Выйдя во двор, я зажмурилась от резко ударивших по глазам лучей яркого солнца. Контраст от темной комнаты и еще более мрачного коридора был слишком сильным. На глазах выступили слезы, мне понадобилось несколько секунд, чтобы проморгаться и увидеть, куда меня вывели. И тут я поняла, почему это место называется Коробка.
Квадратное здание правильной формы, внутренняя часть которого была открытым двором, внутри двора сновали дети: кто-то умывался в корытах (видать это можно было сделать только утром, так как вчера ночью лица у детей были чумазые), стоящих вдоль стены, расположенной напротив, кто-то стоял в очереди за едой: ели здесь же, во дворе, кто сидя на земле, кто на редких старых лавочках, выглядевших так, что еще немного и развалятся.
Стражник поджидал нас у выхода, последней дотащилась я и двое парней-подростков семнадцати лет, о которых я опиралась:
- Яра, ты пойдешь за мной, в зал Справедливости. А вы двое марш на помывку и на завтрак, мне не нужно, чтобы в мою смену, кто-то рухнул с голоду под ноги благородным эрам и эринам нашего славного города. – Говоря это, лицо стражника брезгливо сморщилось, видать ему вспомнились неприятные случаи с этим связанные. - Яра, пошли.
- Спасибо, ребята…
- Рик и Тик, мама Яра, - ответил один из них, показав сначала на себя, а затем на брата, в темноте комнаты, разглядеть черты лица детей было сложно, да и грязь мало этому способствовала, но в свете дня, стало понятно, что они точно либо братья-погодки, либо двойняшки. – Мама Яра, может вам помочь дойти до выхода? - Опасливо косясь на стражника, продолжил Рик.

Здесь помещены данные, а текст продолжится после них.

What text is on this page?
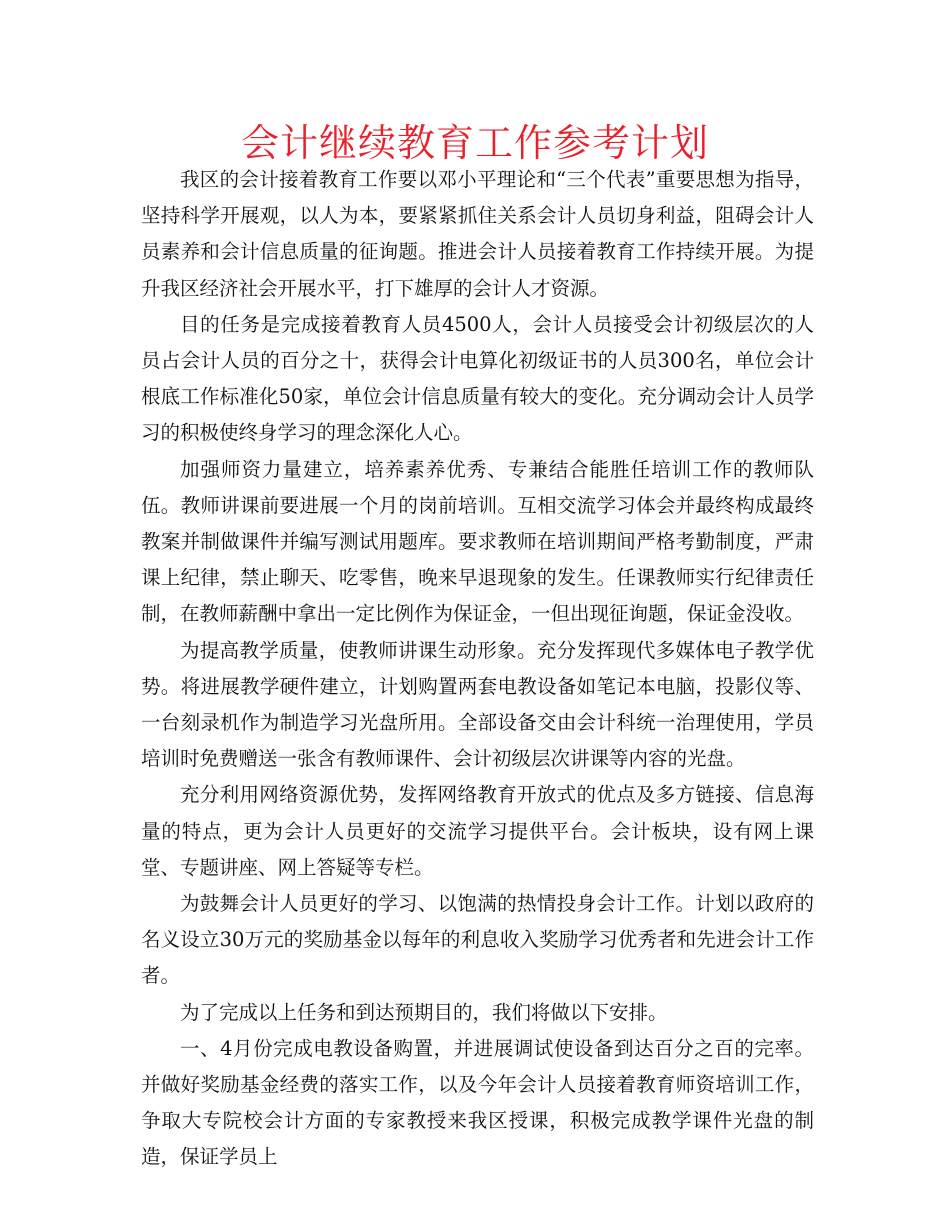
会计继续教育工作参考计划

我区的会计接着教育工作要以邓小平理论和“三个代表”重要思想为指导，坚持科学开展观，以人为本，要紧紧抓住关系会计人员切身利益，阻碍会计人员素养和会计信息质量的征询题。推进会计人员接着教育工作持续开展。为提升我区经济社会开展水平，打下雄厚的会计人才资源。

目的任务是完成接着教育人员4500人，会计人员接受会计初级层次的人员占会计人员的百分之十，获得会计电算化初级证书的人员300名，单位会计根底工作标准化50家，单位会计信息质量有较大的变化。充分调动会计人员学习的积极使终身学习的理念深化人心。

加强师资力量建立，培养素养优秀、专兼结合能胜任培训工作的教师队伍。教师讲课前要进展一个月的岗前培训。互相交流学习体会并最终构成最终教案并制做课件并编写测试用题库。要求教师在培训期间严格考勤制度，严肃课上纪律，禁止聊天、吃零售，晚来早退现象的发生。任课教师实行纪律责任制，在教师薪酬中拿出一定比例作为保证金，一但出现征询题，保证金没收。

为提高教学质量，使教师讲课生动形象。充分发挥现代多媒体电子教学优势。将进展教学硬件建立，计划购置两套电教设备如笔记本电脑，投影仪等、一台刻录机作为制造学习光盘所用。全部设备交由会计科统一治理使用，学员培训时免费赠送一张含有教师课件、会计初级层次讲课等内容的光盘。

充分利用网络资源优势，发挥网络教育开放式的优点及多方链接、信息海量的特点，更为会计人员更好的交流学习提供平台。会计板块，设有网上课堂、专题讲座、网上答疑等专栏。

为鼓舞会计人员更好的学习、以饱满的热情投身会计工作。计划以政府的名义设立30万元的奖励基金以每年的利息收入奖励学习优秀者和先进会计工作者。

为了完成以上任务和到达预期目的，我们将做以下安排。

一、4月份完成电教设备购置，并进展调试使设备到达百分之百的完率。并做好奖励基金经费的落实工作，以及今年会计人员接着教育师资培训工作，争取大专院校会计方面的专家教授来我区授课，积极完成教学课件光盘的制造，保证学员上
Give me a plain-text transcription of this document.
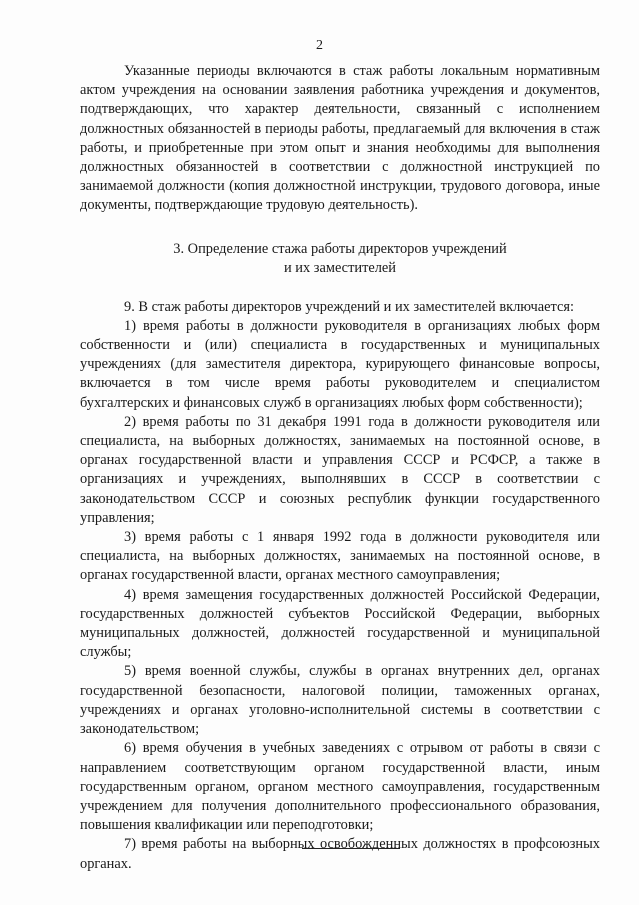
2

Указанные периоды включаются в стаж работы локальным нормативным актом учреждения на основании заявления работника учреждения и документов, подтверждающих, что характер деятельности, связанный с исполнением должностных обязанностей в периоды работы, предлагаемый для включения в стаж работы, и приобретенные при этом опыт и знания необходимы для выполнения должностных обязанностей в соответствии с должностной инструкцией по занимаемой должности (копия должностной инструкции, трудового договора, иные документы, подтверждающие трудовую деятельность).

3. Определение стажа работы директоров учреждений
и их заместителей

9. В стаж работы директоров учреждений и их заместителей включается:

1) время работы в должности руководителя в организациях любых форм собственности и (или) специалиста в государственных и муниципальных учреждениях (для заместителя директора, курирующего финансовые вопросы, включается в том числе время работы руководителем и специалистом бухгалтерских и финансовых служб в организациях любых форм собственности);

2) время работы по 31 декабря 1991 года в должности руководителя или специалиста, на выборных должностях, занимаемых на постоянной основе, в органах государственной власти и управления СССР и РСФСР, а также в организациях и учреждениях, выполнявших в СССР в соответствии с законодательством СССР и союзных республик функции государственного управления;

3) время работы с 1 января 1992 года в должности руководителя или специалиста, на выборных должностях, занимаемых на постоянной основе, в органах государственной власти, органах местного самоуправления;

4) время замещения государственных должностей Российской Федерации, государственных должностей субъектов Российской Федерации, выборных муниципальных должностей, должностей государственной и муниципальной службы;

5) время военной службы, службы в органах внутренних дел, органах государственной безопасности, налоговой полиции, таможенных органах, учреждениях и органах уголовно-исполнительной системы в соответствии с законодательством;

6) время обучения в учебных заведениях с отрывом от работы в связи с направлением соответствующим органом государственной власти, иным государственным органом, органом местного самоуправления, государственным учреждением для получения дополнительного профессионального образования, повышения квалификации или переподготовки;

7) время работы на выборных освобожденных должностях в профсоюзных органах.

- Не нужно, я сама, идите поешьте, а то и правда, останетесь голодными.
Стражник стоял все это время и молча недовольно сопел, но по какой-то причине не стал вмешиваться и как-то нас подгонять, с чем связана его терпеливость мне было не понятно, я надеялась выяснить это позже.
Мы пересекли двор и вошли в дверь прямо напротив нашей, схожий коридор, освещенный редкими горящими факелами, и в его конце снова дверь, перед которой небольшая ниша, в которой уместился небольшой стол с еще одним стражником.
- Мэг, мы в зал Справедливости. Я скоро вернусь.
- Давай, Бон, надеюсь слушание не затянется, - и, кинув на меня мерзкий липкий взгляд, добавил, уже обращаясь ко мне, - Яра, я надеюсь, тебя запрут здесь навсегда, будешь делать все, что и дети и даже больше.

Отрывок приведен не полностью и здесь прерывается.